Lupe «13 pro Minute» – Bürger gegen «Zensursula»

Mehr als 31.000 Menschen haben bislang eine Online-Petition unterzeichnet, die gegen das geplante Gesetz zur Eindämmung von Kinderpornografie im Internet Position bezieht. Auf Twitter kann man den Zuwachs live beobachten.
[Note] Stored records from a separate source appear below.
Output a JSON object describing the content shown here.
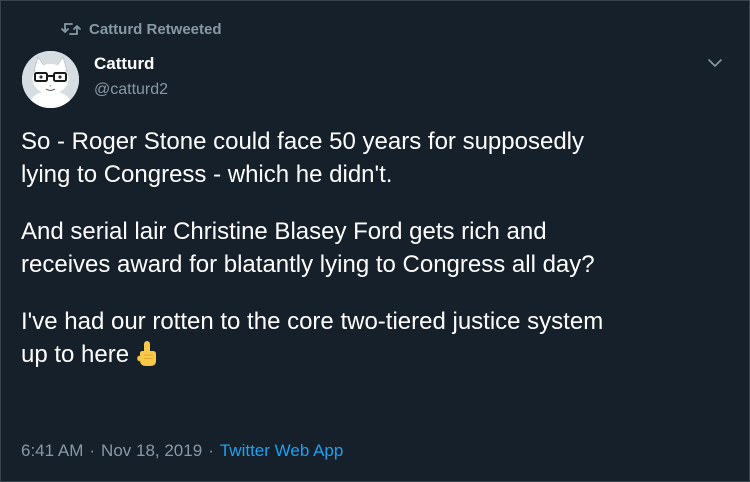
{
  "retweet": {
    "label": "Catturd Retweeted",
    "icon": "retweet-icon"
  },
  "author": {
    "name": "Catturd",
    "handle": "@catturd2",
    "avatar_icon": "cat-avatar"
  },
  "menu": {
    "icon": "chevron-down-icon"
  },
  "tweet": {
    "paragraphs": [
      "So - Roger Stone could face 50 years for supposedly\nlying to Congress - which he didn't.",
      "And serial lair Christine Blasey Ford gets rich and\nreceives award for blatantly lying to Congress all day?",
      "I've had our rotten to the core two-tiered justice system\nup to here"
    ],
    "emoji": "pointing-up-hand-emoji"
  },
  "meta": {
    "time": "6:41 AM",
    "date": "Nov 18, 2019",
    "separator": "·",
    "source": "Twitter Web App"
  },
  "colors": {
    "background": "#15202b",
    "text": "#ffffff",
    "secondary": "#8899a6",
    "link": "#1da1f2",
    "border": "#38444d"
  }
}
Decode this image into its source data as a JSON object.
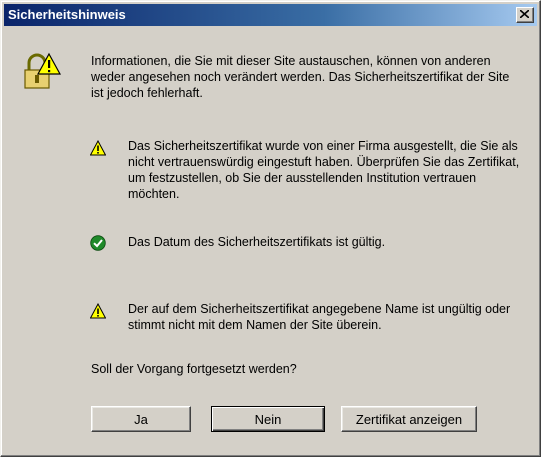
{
  "window": {
    "title": "Sicherheitshinweis"
  },
  "intro": "Informationen, die Sie mit dieser Site austauschen, können von anderen weder angesehen noch verändert werden. Das Sicherheitszertifikat der Site ist jedoch fehlerhaft.",
  "items": [
    {
      "icon": "warning-icon",
      "text": "Das Sicherheitszertifikat wurde von einer Firma ausgestellt, die Sie als nicht vertrauenswürdig eingestuft haben. Überprüfen Sie das Zertifikat, um festzustellen, ob Sie der ausstellenden Institution vertrauen möchten."
    },
    {
      "icon": "ok-check-icon",
      "text": "Das Datum des Sicherheitszertifikats ist gültig."
    },
    {
      "icon": "warning-icon",
      "text": "Der auf dem Sicherheitszertifikat angegebene Name ist ungültig oder stimmt nicht mit dem Namen der Site überein."
    }
  ],
  "question": "Soll der Vorgang fortgesetzt werden?",
  "buttons": {
    "yes": "Ja",
    "no": "Nein",
    "view_cert": "Zertifikat anzeigen"
  },
  "colors": {
    "titlebar_start": "#0a246a",
    "titlebar_end": "#a6caf0",
    "face": "#d4d0c8",
    "warning": "#ffff00",
    "ok": "#1f8a2a"
  }
}
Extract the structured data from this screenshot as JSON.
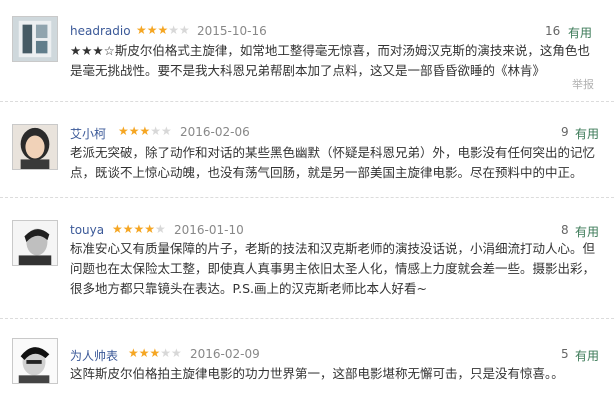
{
  "reviews": [
    {
      "username": "headradio",
      "rating": 3,
      "date": "2015-10-16",
      "votes": "16",
      "useful_label": "有用",
      "text": "★★★☆斯皮尔伯格式主旋律，如常地工整得毫无惊喜，而对汤姆汉克斯的演技来说，这角色也是毫无挑战性。要不是我大科恩兄弟帮剧本加了点料，这又是一部昏昏欲睡的《林肯》",
      "report_label": "举报"
    },
    {
      "username": "艾小柯",
      "rating": 3,
      "date": "2016-02-06",
      "votes": "9",
      "useful_label": "有用",
      "text": "老派无突破，除了动作和对话的某些黑色幽默（怀疑是科恩兄弟）外，电影没有任何突出的记忆点，既谈不上惊心动魄，也没有荡气回肠，就是另一部美国主旋律电影。尽在预料中的中正。"
    },
    {
      "username": "touya",
      "rating": 4,
      "date": "2016-01-10",
      "votes": "8",
      "useful_label": "有用",
      "text": "标准安心又有质量保障的片子，老斯的技法和汉克斯老师的演技没话说，小涓细流打动人心。但问题也在太保险太工整，即使真人真事男主依旧太圣人化，情感上力度就会差一些。摄影出彩，很多地方都只靠镜头在表达。P.S.画上的汉克斯老师比本人好看~"
    },
    {
      "username": "为人帅表",
      "rating": 3,
      "date": "2016-02-09",
      "votes": "5",
      "useful_label": "有用",
      "text": "这阵斯皮尔伯格拍主旋律电影的功力世界第一，这部电影堪称无懈可击，只是没有惊喜。。"
    }
  ]
}
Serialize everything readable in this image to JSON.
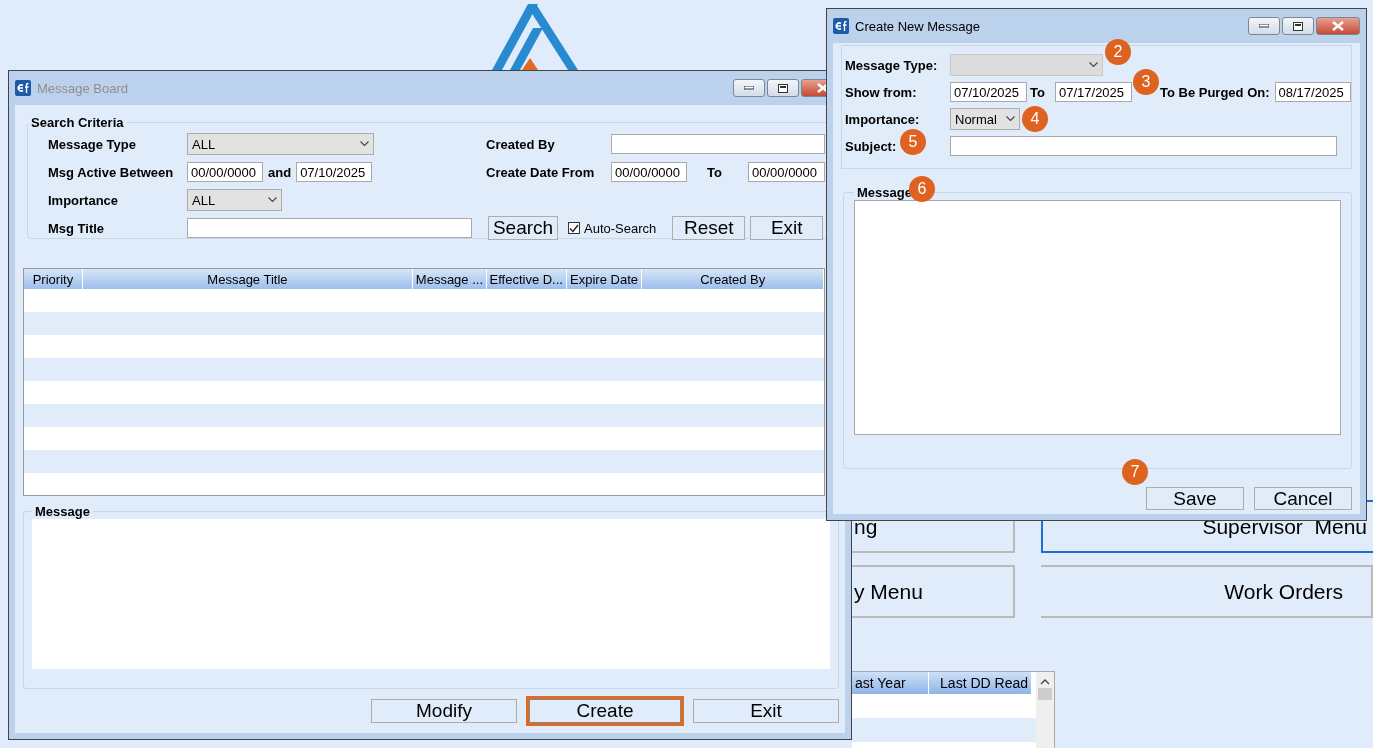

Am Dienstagnachmittag waren es noch 19.000 Unterzeichner, am Mittwochvormittag sind es bereits mehr als 31.000 – eine Online-Petition auf den Webseiten des Deutschen Bundestages wird zur Machtdemonstration von Bürgern gegen die Bundesregierung.

Die erst seit Montagvormittag zur Abstimmung stehende Petition mit dem Titel «Internet – Keine Indizierung und Sperrung von Internetseiten» hält Netzaktivisten auf Trab. Die Initiatorin der so genannten E-Petition, Franziska Heine, zeigt sich in einem Interview im Weblog des Bloggers und Buchautors Sascha Lobo nicht überrascht und glaubt, dass die Petition erfolgreich sein und auch etwas ändern wird.

Die Abstimmung könne «ein wichtiges Werkzeug für uns sein, die etablierten Strukturen zu erreichen und unserer Stimme ein Gewicht zu geben», sagt Heine. Sie schlägt Bundesfamilienministerin Ursula von der Leyen, die den Gesetzentwurf der Bundesregierung maßgeblich mitgeprägt hat und im Netz deswegen häufig «Zensursula» genannt wird, vor: «Lesen Sie, was die vielen Menschen da draußen zu sagen haben! Schauen Sie in die Diskussion, die sich aus der ePetition heraus entwickelt hat, und lernen, verstehen und handeln Sie!»

Auch auf den Seiten des Online-Netzwerks Twitter hält die Diskussion um «Zensursula» nach wie vor an. Hinzugekommen ist dort ein Profil, das es sich zur Aufgabe gemacht hat, den Zuwachs der E-Petition zu dokumentieren. Demnach unterzeichnen derzeit zwischen zehn und 14 Bürger pro Minute die Online-Petition. Von den für den Erfolg benötigten 50.000 Unterstützern habe man 61 Prozent bereits erreicht.

«Ungeeignet, den Missbrauch von Kindern zu verhindern»
Die Pläne der Bundesregierung seien ungeeignet, den Missbrauch von Kindern zu verhindern, heißt es in der Petition. Stattdessen gefährdeten sie das Grundrecht auf Informationsfreiheit. Das Parlament wird aufgefordert, die vom Bundeskabinett bereits beschlossenen Änderungen am Telemediengesetz zu stoppen.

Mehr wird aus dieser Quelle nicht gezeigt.